Even as de-Westernisation gained pace, the idea of the West has not ceased to inspire the East. It is best illustrated in China, where the new helmsman Xi Jinping is supervising the country’s biggest manufacturing event: his own cult. The past for the Chinese establishment is a narrative of highest glories and lowest shames, and its possibilities are immense in renewing the nationalist mind. When China looks at the future, it cannot escape the Western horizon. Xi’s now-famous China Dream is a sneaky homage to the American Dream. It is also a way of saying that the trajectory of history has changed. The problem is that the state still wants to control the dreams of its wayward children, and the residents of Zhongnanhai, paranoid as ever, believe that the counter-revolutionary viruses have Western ancestry. As Rachman writes, ‘Xi’s China presents a paradox. Its assertive foreign policy and rhetoric suggests that China is a country that is increasingly confident of its own power and international role.
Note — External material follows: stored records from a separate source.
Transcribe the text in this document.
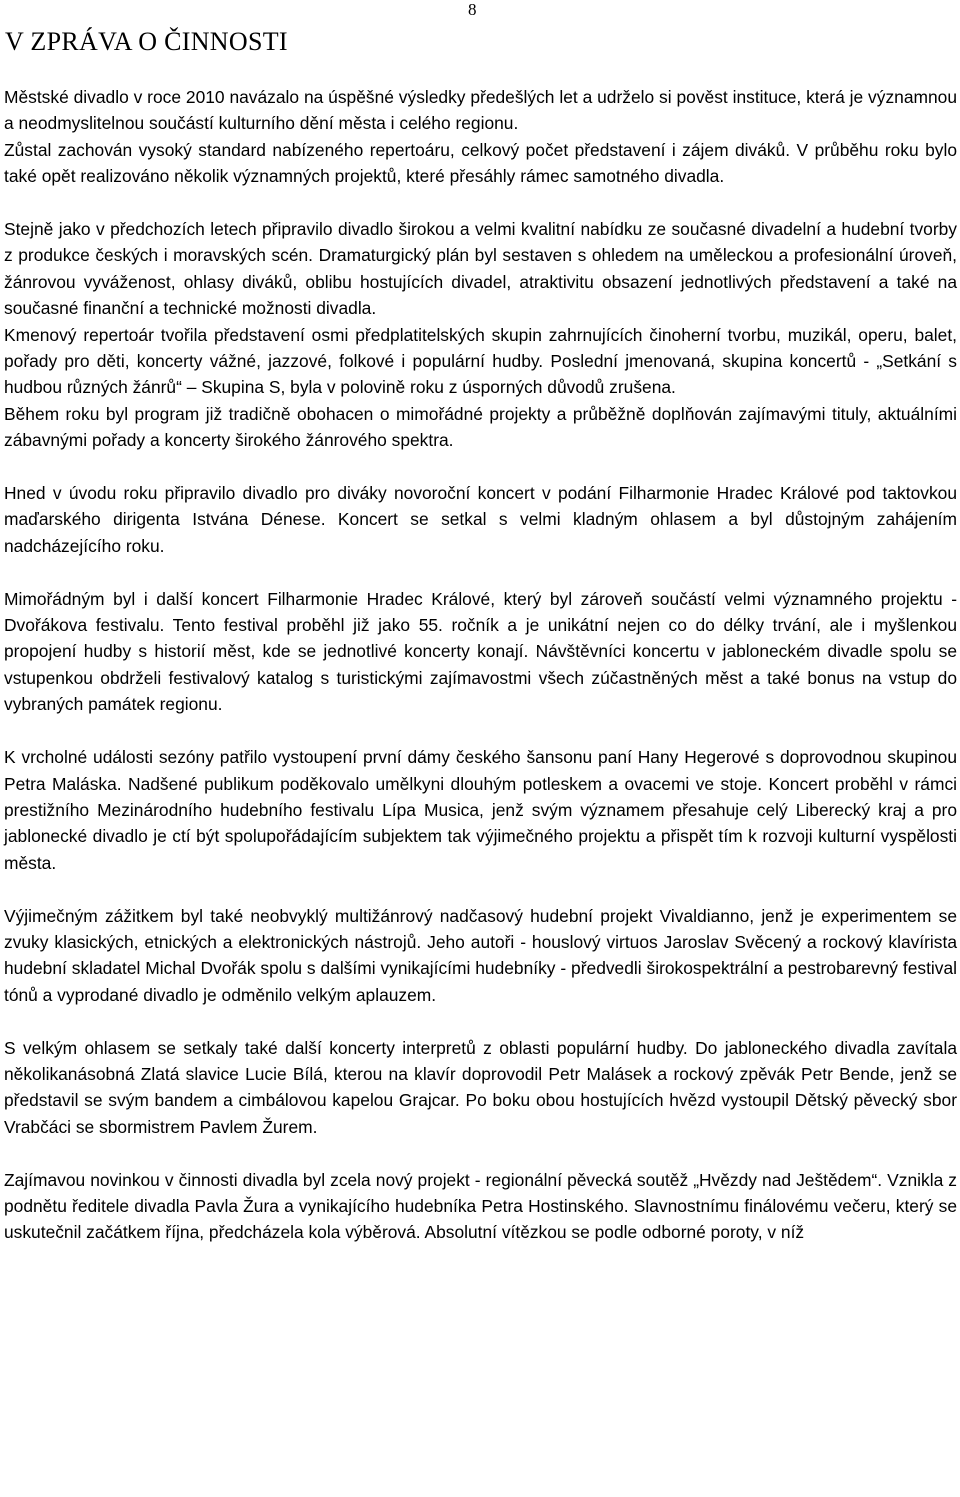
8
V ZPRÁVA O ČINNOSTI

Městské divadlo v roce 2010 navázalo na úspěšné výsledky předešlých let a udrželo si pověst instituce, která je významnou a neodmyslitelnou součástí kulturního dění města i celého regionu.

Zůstal zachován vysoký standard nabízeného repertoáru, celkový počet představení i zájem diváků. V průběhu roku bylo také opět realizováno několik významných projektů, které přesáhly rámec samotného divadla.

Stejně jako v předchozích letech připravilo divadlo širokou a velmi kvalitní nabídku ze současné divadelní a hudební tvorby z produkce českých i moravských scén. Dramaturgický plán byl sestaven s ohledem na uměleckou a profesionální úroveň, žánrovou vyváženost, ohlasy diváků, oblibu hostujících divadel, atraktivitu obsazení jednotlivých představení a také na současné finanční a technické možnosti divadla.

Kmenový repertoár tvořila představení osmi předplatitelských skupin zahrnujících činoherní tvorbu, muzikál, operu, balet, pořady pro děti, koncerty vážné, jazzové, folkové i populární hudby. Poslední jmenovaná, skupina koncertů - „Setkání s hudbou různých žánrů“ – Skupina S, byla v polovině roku z úsporných důvodů zrušena.

Během roku byl program již tradičně obohacen o mimořádné projekty a průběžně doplňován zajímavými tituly, aktuálními zábavnými pořady a koncerty širokého žánrového spektra.

Hned v úvodu roku připravilo divadlo pro diváky novoroční koncert v podání Filharmonie Hradec Králové pod taktovkou maďarského dirigenta Istvána Dénese. Koncert se setkal s velmi kladným ohlasem a byl důstojným zahájením nadcházejícího roku.

Mimořádným byl i další koncert Filharmonie Hradec Králové, který byl zároveň součástí velmi významného projektu - Dvořákova festivalu. Tento festival proběhl již jako 55. ročník a je unikátní nejen co do délky trvání, ale i myšlenkou propojení hudby s historií měst, kde se jednotlivé koncerty konají. Návštěvníci koncertu v jabloneckém divadle spolu se vstupenkou obdrželi festivalový katalog s turistickými zajímavostmi všech zúčastněných měst a také bonus na vstup do vybraných památek regionu.

K vrcholné události sezóny patřilo vystoupení první dámy českého šansonu paní Hany Hegerové s doprovodnou skupinou Petra Maláska. Nadšené publikum poděkovalo umělkyni dlouhým potleskem a ovacemi ve stoje. Koncert proběhl v rámci prestižního Mezinárodního hudebního festivalu Lípa Musica, jenž svým významem přesahuje celý Liberecký kraj a pro jablonecké divadlo je ctí být spolupořádajícím subjektem tak výjimečného projektu a přispět tím k rozvoji kulturní vyspělosti města.

Výjimečným zážitkem byl také neobvyklý multižánrový nadčasový hudební projekt Vivaldianno, jenž je experimentem se zvuky klasických, etnických a elektronických nástrojů. Jeho autoři - houslový virtuos Jaroslav Svěcený a rockový klavírista hudební skladatel Michal Dvořák spolu s dalšími vynikajícími hudebníky - předvedli širokospektrální a pestrobarevný festival tónů a vyprodané divadlo je odměnilo velkým aplauzem.

S velkým ohlasem se setkaly také další koncerty interpretů z oblasti populární hudby. Do jabloneckého divadla zavítala několikanásobná Zlatá slavice Lucie Bílá, kterou na klavír doprovodil Petr Malásek a rockový zpěvák Petr Bende, jenž se představil se svým bandem a cimbálovou kapelou Grajcar. Po boku obou hostujících hvězd vystoupil Dětský pěvecký sbor Vrabčáci se sbormistrem Pavlem Žurem.

Zajímavou novinkou v činnosti divadla byl zcela nový projekt - regionální pěvecká soutěž „Hvězdy nad Ještědem“. Vznikla z podnětu ředitele divadla Pavla Žura a vynikajícího hudebníka Petra Hostinského. Slavnostnímu finálovému večeru, který se uskutečnil začátkem října, předcházela kola výběrová. Absolutní vítězkou se podle odborné poroty, v níž
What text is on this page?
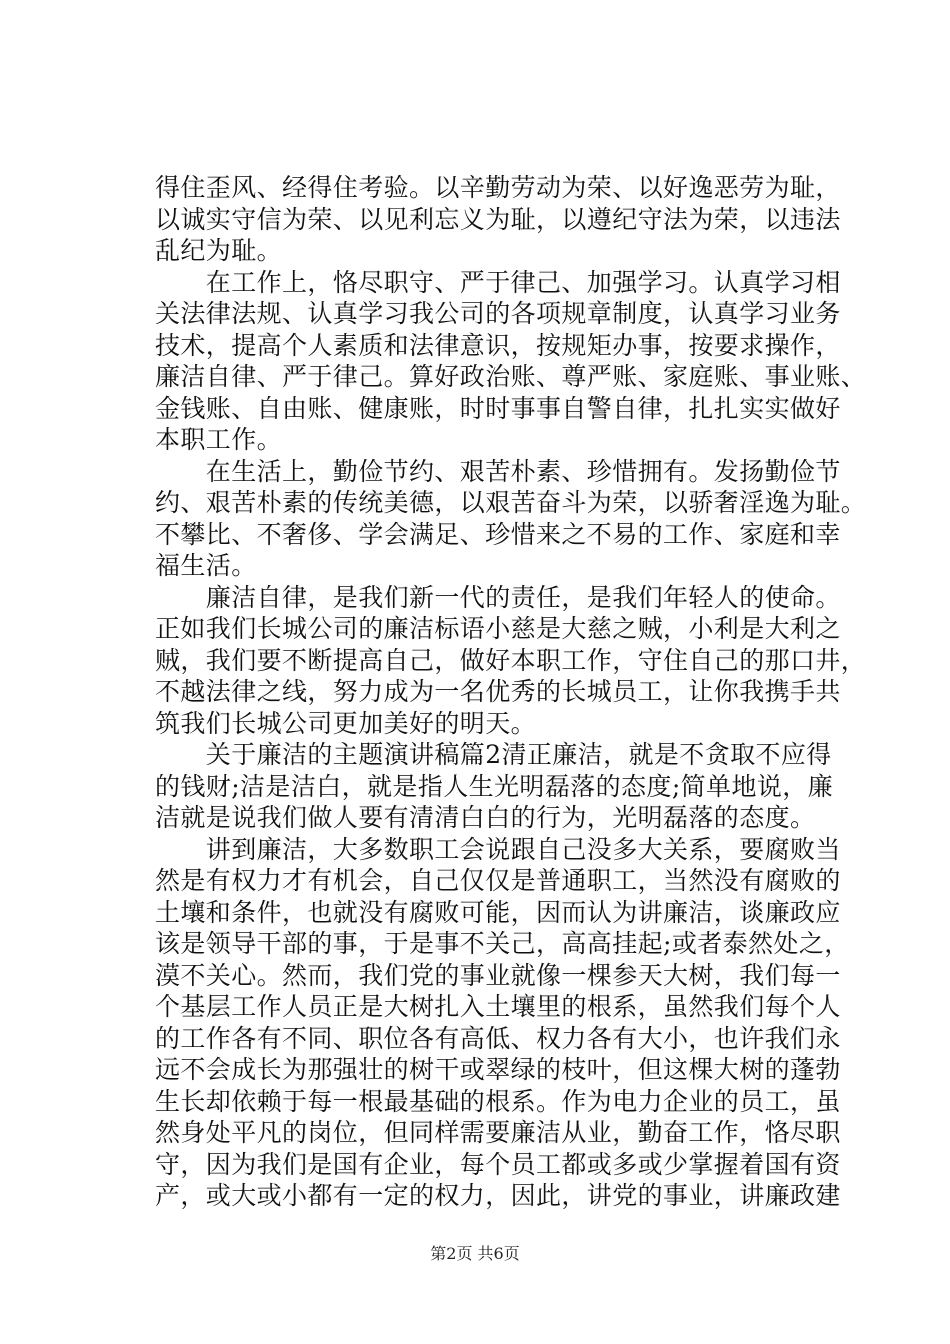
得住歪风、经得住考验。以辛勤劳动为荣、以好逸恶劳为耻，
以诚实守信为荣、以见利忘义为耻，以遵纪守法为荣，以违法
乱纪为耻。
　　在工作上，恪尽职守、严于律己、加强学习。认真学习相
关法律法规、认真学习我公司的各项规章制度，认真学习业务
技术，提高个人素质和法律意识，按规矩办事，按要求操作，
廉洁自律、严于律己。算好政治账、尊严账、家庭账、事业账、
金钱账、自由账、健康账，时时事事自警自律，扎扎实实做好
本职工作。
　　在生活上，勤俭节约、艰苦朴素、珍惜拥有。发扬勤俭节
约、艰苦朴素的传统美德，以艰苦奋斗为荣，以骄奢淫逸为耻。
不攀比、不奢侈、学会满足、珍惜来之不易的工作、家庭和幸
福生活。
　　廉洁自律，是我们新一代的责任，是我们年轻人的使命。
正如我们长城公司的廉洁标语小慈是大慈之贼，小利是大利之
贼，我们要不断提高自己，做好本职工作，守住自己的那口井，
不越法律之线，努力成为一名优秀的长城员工，让你我携手共
筑我们长城公司更加美好的明天。
　　关于廉洁的主题演讲稿篇2清正廉洁，就是不贪取不应得
的钱财;洁是洁白，就是指人生光明磊落的态度;简单地说，廉
洁就是说我们做人要有清清白白的行为，光明磊落的态度。
　　讲到廉洁，大多数职工会说跟自己没多大关系，要腐败当
然是有权力才有机会，自己仅仅是普通职工，当然没有腐败的
土壤和条件，也就没有腐败可能，因而认为讲廉洁，谈廉政应
该是领导干部的事，于是事不关己，高高挂起;或者泰然处之，
漠不关心。然而，我们党的事业就像一棵参天大树，我们每一
个基层工作人员正是大树扎入土壤里的根系，虽然我们每个人
的工作各有不同、职位各有高低、权力各有大小，也许我们永
远不会成长为那强壮的树干或翠绿的枝叶，但这棵大树的蓬勃
生长却依赖于每一根最基础的根系。作为电力企业的员工，虽
然身处平凡的岗位，但同样需要廉洁从业，勤奋工作，恪尽职
守，因为我们是国有企业，每个员工都或多或少掌握着国有资
产，或大或小都有一定的权力，因此，讲党的事业，讲廉政建
第2页 共6页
But a crackdown on dissent and corruption at home, against the backdrop of a slowing economy, point to a strong sense of insecurity at the top levels of government. The two themes—assertive nationalism overseas and nagging insecurity at home—come together in the government’s fear of Western subversion.’
It is this paradox that makes India an important architect of the Asian century (see excerpts). Narendra Modi’s hyper-active foreign policy strikes a fine balance between East and West, though his Western excursions are richer in atmospherics. Thanks to him, India’s liberation from the shackles of Third Worldism is now complete, and South Block does not see the world through the prism of anti-Americanism any longer. The project that began in the Vajpayee era has reached its final stage with Modi: it is not ideology but ideas of national interest that define India’s engagement with the world, especially the US. Still, a section of the establishment suffers from a China complex: why is it that we can’t build roads the way the Chinese do? We may lack a fierce nationalist focus, but an open society has its own advantages if we are good at the management of democracy. After all, the world has prospered more under democracy— in Europe and the US. A firmer alliance between Delhi and Washington minimises the prospect of Easternisation becoming an illiberal Chinese project.
So, Rachman too asks: In the age of Beijing’s belligerence, will the world be spared ‘the Thucydides trap’? According to the ancient Greek historian, war was the most likely outcome whenever a rising power challenged the prevailing one. Worry not, it will be difficult for China to wage two wars at the same time. The one within makes it a superpower scared of its own people. It is a system—a gleaming, towering system—built on fear. A paranoid power can never be the leader of the world; it can only threaten the world. Add to that the disunity and old mistrust within Asia and Easternisation becomes a slower process. Freedom is the most precious idea of our times, and there are plenty of reasons to be happy about the truth that the fin of the American siècle is not yet in sight.